Interview

El Guincho

Fuck 'Hakuna Matata'

When Pixar finally make The Lion King: Beach Party In The Sahara, Sir Elton John will no doubt throw a hissy. The credit crunch is effecting us all John boy, and not only does the modest figure of El Guincho come cheaper than your bloated ass, but he also comes propelled by a completed, booty-shaking, tropical soundtrack, destined for the Disney family brand. The patronising warthog will get sloshed on coconut rum, his irritating, ratty friend will cop off with a mongoose and Simba won’t think twice about his dead pa. Fuck ‘Hakuna Matata’. Good times are now called ‘Alegranza’.

Pablo Diaz-Reixa named himself El Guincho after a bird from the Canary Islands that always flies alone. Creatively a loner himself – every African rhythm, reggaeton beat and primary-splattered sample is the work of this one man – Diaz-Reixa too was raised in the Canaries, before basing himself in Barcelona, where “it’s really hard to have music as a job so that’s a good thing in terms of writing exciting music”.

“You don’t have the pressure to fit anywhere,” he tells us in a shamefully rainy London “or to convince any specific audience. And it is totally less press influenced. I feel more comfortable in Barcelona in terms of writing music and finding my sound. It’s very related to the city.”

So they don’t get the London Lite in the Catalonian capital. No wonder everyone isn’t in “my favourite new band”, as gushed by any number of gossip column hags. But even the most cloth-eared of listener needn’t be told that Barcelona’s les affaire style is key to the sounds found on El Guincho’s debut album; ‘Alegranza’’s mirroring vibrancy as unmissable as an illustrated toucan funnelling chilled Kia-Ora down your arched gullet. More than a slice of sun, it’s an album of tropicana for us weather beaten Brits to holiday to, and with; an escapism that El Guincho was exactly aiming for, albeit for reasons altogether different to those of our climate related woes.

“I was totally trying to escape from feeling trapped in my other band,” nods the singer. “El Guincho was kinda like my way to chill from the typical band things, like rehearsals, fights and all that. I wanted to try different sounds and different production so I just took the songs that I had written for my band to my own thing, and recorded them in 2 days, trying to keep them as fresh as I possibly could.”

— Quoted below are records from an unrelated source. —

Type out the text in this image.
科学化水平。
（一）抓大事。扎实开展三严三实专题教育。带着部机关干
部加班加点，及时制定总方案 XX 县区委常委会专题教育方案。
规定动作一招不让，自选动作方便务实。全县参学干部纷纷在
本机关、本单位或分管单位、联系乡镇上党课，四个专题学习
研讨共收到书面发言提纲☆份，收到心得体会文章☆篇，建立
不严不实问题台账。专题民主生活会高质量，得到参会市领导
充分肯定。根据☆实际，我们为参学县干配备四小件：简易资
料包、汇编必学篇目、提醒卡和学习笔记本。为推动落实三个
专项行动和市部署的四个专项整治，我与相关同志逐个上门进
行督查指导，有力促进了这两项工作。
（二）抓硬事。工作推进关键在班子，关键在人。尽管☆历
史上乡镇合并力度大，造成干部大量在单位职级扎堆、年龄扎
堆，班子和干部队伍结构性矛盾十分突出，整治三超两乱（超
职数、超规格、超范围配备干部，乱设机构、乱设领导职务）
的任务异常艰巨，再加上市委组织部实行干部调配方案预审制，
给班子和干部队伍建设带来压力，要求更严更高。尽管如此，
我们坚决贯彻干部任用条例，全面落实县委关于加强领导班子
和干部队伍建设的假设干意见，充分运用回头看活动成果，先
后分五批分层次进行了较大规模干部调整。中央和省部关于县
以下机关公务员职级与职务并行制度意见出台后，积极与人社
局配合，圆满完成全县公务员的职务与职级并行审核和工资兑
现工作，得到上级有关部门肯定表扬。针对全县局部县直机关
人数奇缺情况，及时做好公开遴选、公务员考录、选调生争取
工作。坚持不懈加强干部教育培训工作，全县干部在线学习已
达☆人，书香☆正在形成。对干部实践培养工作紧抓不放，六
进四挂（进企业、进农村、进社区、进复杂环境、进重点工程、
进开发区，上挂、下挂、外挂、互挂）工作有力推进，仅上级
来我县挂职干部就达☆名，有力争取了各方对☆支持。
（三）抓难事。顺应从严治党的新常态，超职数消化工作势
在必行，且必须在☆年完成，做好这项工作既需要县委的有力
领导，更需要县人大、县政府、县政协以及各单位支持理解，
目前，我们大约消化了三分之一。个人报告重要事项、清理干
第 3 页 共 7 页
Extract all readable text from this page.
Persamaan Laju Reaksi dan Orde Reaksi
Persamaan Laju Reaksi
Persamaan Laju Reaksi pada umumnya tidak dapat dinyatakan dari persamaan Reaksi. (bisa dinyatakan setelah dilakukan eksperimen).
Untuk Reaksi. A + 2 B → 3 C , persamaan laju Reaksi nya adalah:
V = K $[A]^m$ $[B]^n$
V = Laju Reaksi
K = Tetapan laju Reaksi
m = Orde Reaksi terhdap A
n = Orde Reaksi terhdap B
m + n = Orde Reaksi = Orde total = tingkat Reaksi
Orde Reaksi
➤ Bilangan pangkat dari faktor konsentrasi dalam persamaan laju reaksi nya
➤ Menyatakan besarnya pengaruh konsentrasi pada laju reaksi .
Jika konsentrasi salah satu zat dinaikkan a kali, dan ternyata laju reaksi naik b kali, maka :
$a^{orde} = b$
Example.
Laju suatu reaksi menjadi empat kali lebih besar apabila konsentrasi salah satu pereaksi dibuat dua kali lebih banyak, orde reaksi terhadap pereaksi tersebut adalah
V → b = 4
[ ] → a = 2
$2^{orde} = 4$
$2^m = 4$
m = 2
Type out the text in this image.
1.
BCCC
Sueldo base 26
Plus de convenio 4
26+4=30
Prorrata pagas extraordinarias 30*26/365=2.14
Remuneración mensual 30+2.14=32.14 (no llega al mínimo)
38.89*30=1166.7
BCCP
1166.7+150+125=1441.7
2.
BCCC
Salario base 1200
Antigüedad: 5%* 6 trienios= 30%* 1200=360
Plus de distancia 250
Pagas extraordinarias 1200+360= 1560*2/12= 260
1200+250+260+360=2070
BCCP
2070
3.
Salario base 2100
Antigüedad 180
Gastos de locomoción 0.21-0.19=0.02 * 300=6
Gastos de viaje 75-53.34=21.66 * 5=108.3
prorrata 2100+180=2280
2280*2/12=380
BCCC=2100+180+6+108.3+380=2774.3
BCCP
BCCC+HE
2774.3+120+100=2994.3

So, free from inter-band interfering, The Lion King: Beach Party In The Sahara is free to rage on until the glimmer of dawn in whatever fashion El Guincho cares for. Hooves can two-step to the speed salsa of ‘Palmitos Park’, palm trees can come down to the plinking plonk of ‘Pol Ca Mazurca’, stuffy characters can comically double drop to ‘Antillas’. And then there needs to be a death. Preferably of the warthog. Which apparently there is on ‘Alegranza’, confirmed by Guincho when admitting that, like most records, the album’s continual themes are “love and how to fit the idea of dying in there”.

This bleakness is news to us. If it is there in El Guincho’s music it’s buried deep. Or perhaps that’s what us who can only speak limited Spanish (need to order a cheese sandwich, I’m your man… and then I’m spent) like to think.

“I guess in Spain people understand about the lyrics so they can actually see the ‘other side’ of the album,” states an ominous El Guincho, alluding further to a darker undercurrent in his safari rhythms. Great, so the warthog does get it. But let’s talk more about the colour of ‘Alegranza’. It could only be one item of clothing – a Hawaiian shirt. No, a pair of Hawaiian Bermuda shorts, garish and fun, trying their hardest to trick the human eye into thinking it’s just seen a brand new shade. The likes of MIA aside, is music in need of some more colour?

El Guincho says: “I don’t think so. I think people are opening their ears more and more. I love music that would be seen as ‘monochrome’ compared to my record. I like minimalism, especially in pop music, although I know ‘Alegranza’ is kinda like the opposite in terms of sound. But it actually is really simple in terms of songwriting. Writing fun music is also a very clever thing. Like the Pet Shop Boys. But yeah, we’re just recording some tunes. That’s it, how could we take ourselves seriously? We all really NEED music but we’re not saving lives. I’m just thankful to be making a living from it.”

Elton John would have lapped up that question, spitting his worth, arrogantly. But what would Reg Dwight know? He just lost his job to young man who’s making original soundscapes in glorious Technicolor.